New solutions for the prevention or utilisation of current surplus food and side flows deriving from the food supply chain will likely have monetary and environmental impacts. Based on the methodological framework proposed by “Generic strategy LCA and LCC” (Davis et al. 2017), life cycle assessment (LCA) and life cycle costing (LCC) were applied in two specific case studies, for different supply chains and EU Member States.

The first case study assessed the environmental impacts and cost of the utilisation of food surplus as pig feed through the introduction in UK and France of the processing techniques applied in Japan. Currently, surplus food is managed through a combination of landfill, incineration, composting facilities, and anaerobic digestion. The case study explores the impact of an alternative scenario: heat-treating the food surplus and using it as pig feed.

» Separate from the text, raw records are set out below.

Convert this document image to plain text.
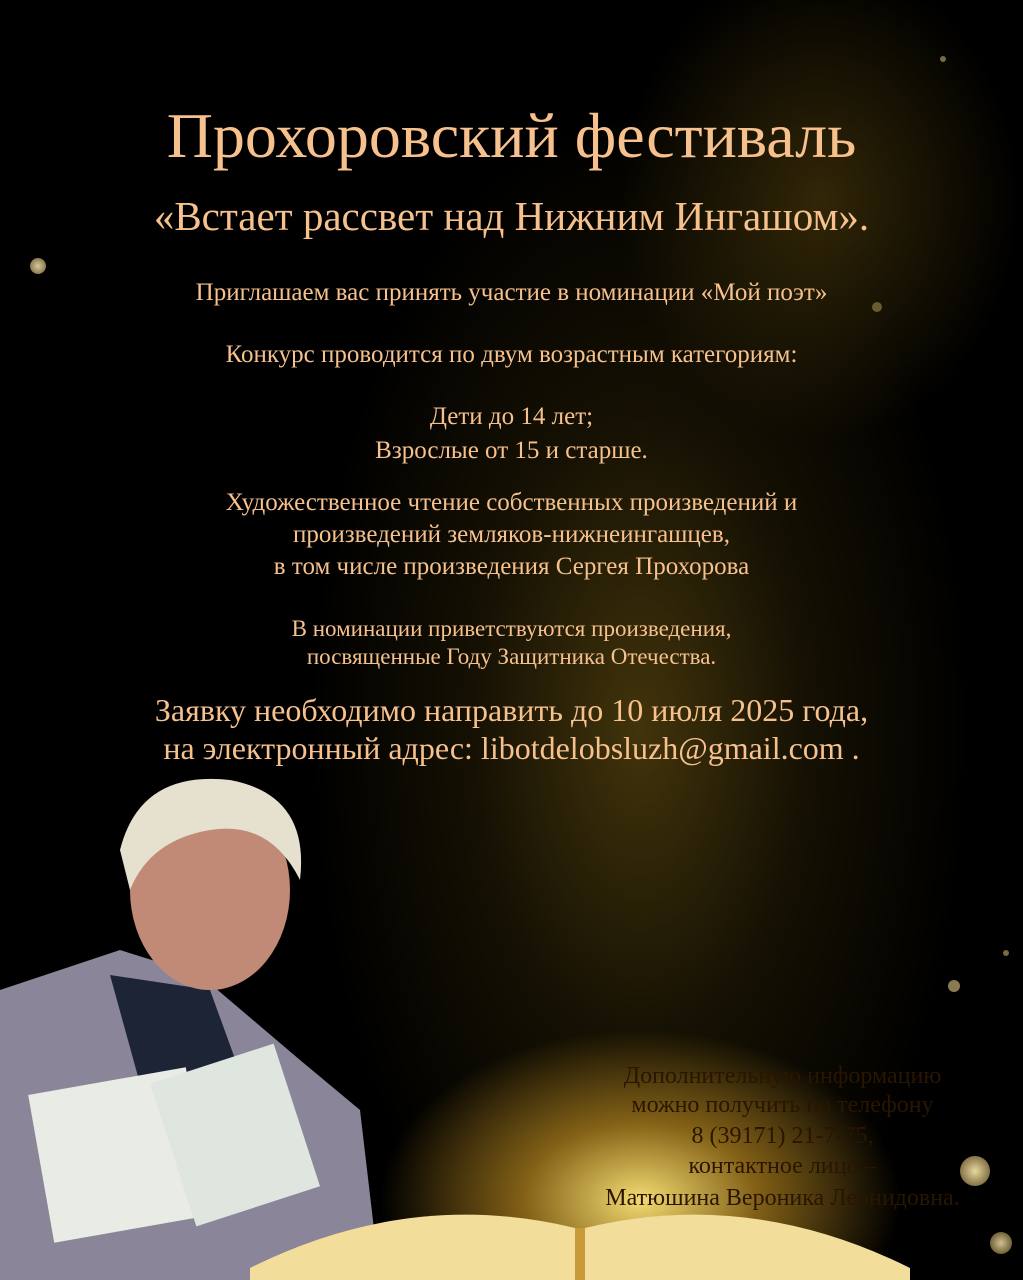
Прохоровский фестиваль
«Встает рассвет над Нижним Ингашом».
Приглашаем вас принять участие в номинации «Мой поэт»
Конкурс проводится по двум возрастным категориям:
Дети до 14 лет;
Взрослые от 15 и старше.
Художественное чтение собственных произведений и
произведений земляков-нижнеингашцев,
в том числе произведения Сергея Прохорова
В номинации приветствуются произведения,
посвященные Году Защитника Отечества.
Заявку необходимо направить до 10 июля 2025 года,
на электронный адрес: libotdelobsluzh@gmail.com .
Дополнительную информацию
можно получить по телефону
8 (39171) 21-7-75,
контактное лицо –
Матюшина Вероника Леонидовна.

Greenhouse gas emissions savings of about 1 million tonnes and 2 million tonnes of carbon dioxide equivalents could be reached in the case of UK and France respectively, depending on how much conventional feed is replaced and the transport distances covered by both surplus food and the new feed product. The net cost effect compared to the baseline scenario would be an overall saving of 278 million € (or 250 million £) in the case of UK, thanks to the displacement of conventional feed products, and an increase of 413 million € in the case of France, due to the large distance between food surplus dense areas and pig farming regions.

This alternative scenario is of interest for countries or regions with high amounts of side flows and relatively nearby pig farms. As this option is currently unavailable due to the European legislation (EC 2002) and political concern, this case study provides new and more detailed insights to take into consideration.

The second case study assessed the environmental impacts and cost of freshly produced peaches/nectarines (PN) in a current supply chain compared to a supply chain where the amount of spoiled and overproduced nectarines from farm to retailer were assumed to be 50% lower. Italian and Spanish PN production sold by one UK wholesaler was considered.

Results show that the UK wholesaler is currently selling 1.4 million kg of PN. The total impact of the current supply chains is about 1.37 million kg CO2e/year, equivalent to 0,98 kg CO2e/kg of PN while total life cycle cost is about 3.8 Million €, equivalent to 2.7 €/kg of PN sold. Most of the impacts and costs derive from long-distance transport with climate-controlled trucks, and from PN handling. In total, 0.5 million kg harvested PN were not sold and distributed through the channels they were intended for. Fresh PN were mostly lost at wholesaler at the country of origin and at farm. In the prevention scenario, for the same amount of PN (1.4 million kg of PN sold to retail), it is assumed that 50% of the current side flows are prevented and reduced to 0.26 million kg per year (0.18kg per every kg sold). The impact on climate change would in this case decrease to 1.3 million kg CO2e/year, equivalent to a 4% reduction compared to the current PN supply chains. The overall life cycle cost would decrease to 3.7 Million €/year corresponding to a 2.6% reduction in costs.

The results showed that actions to prevent food being lost at the later stages in the supply chain (in this case at the wholesaler in the destination country) should be prioritized since this means less PN shipped per kg of PN sold. Prevention strategies might include actions being taken earlier in the chain, e.g. increased sorting to ship fruit with longer expected shelf life. Such measures could be linked to relaxation of cosmetic standards not related with shelf life (e.g. size) and the promotion of secondary markets for surplus fruits with a short expected shelf life.

The study did not include later stages, retail and consumption (where most side flows occur). This limitation should be the focus of further research.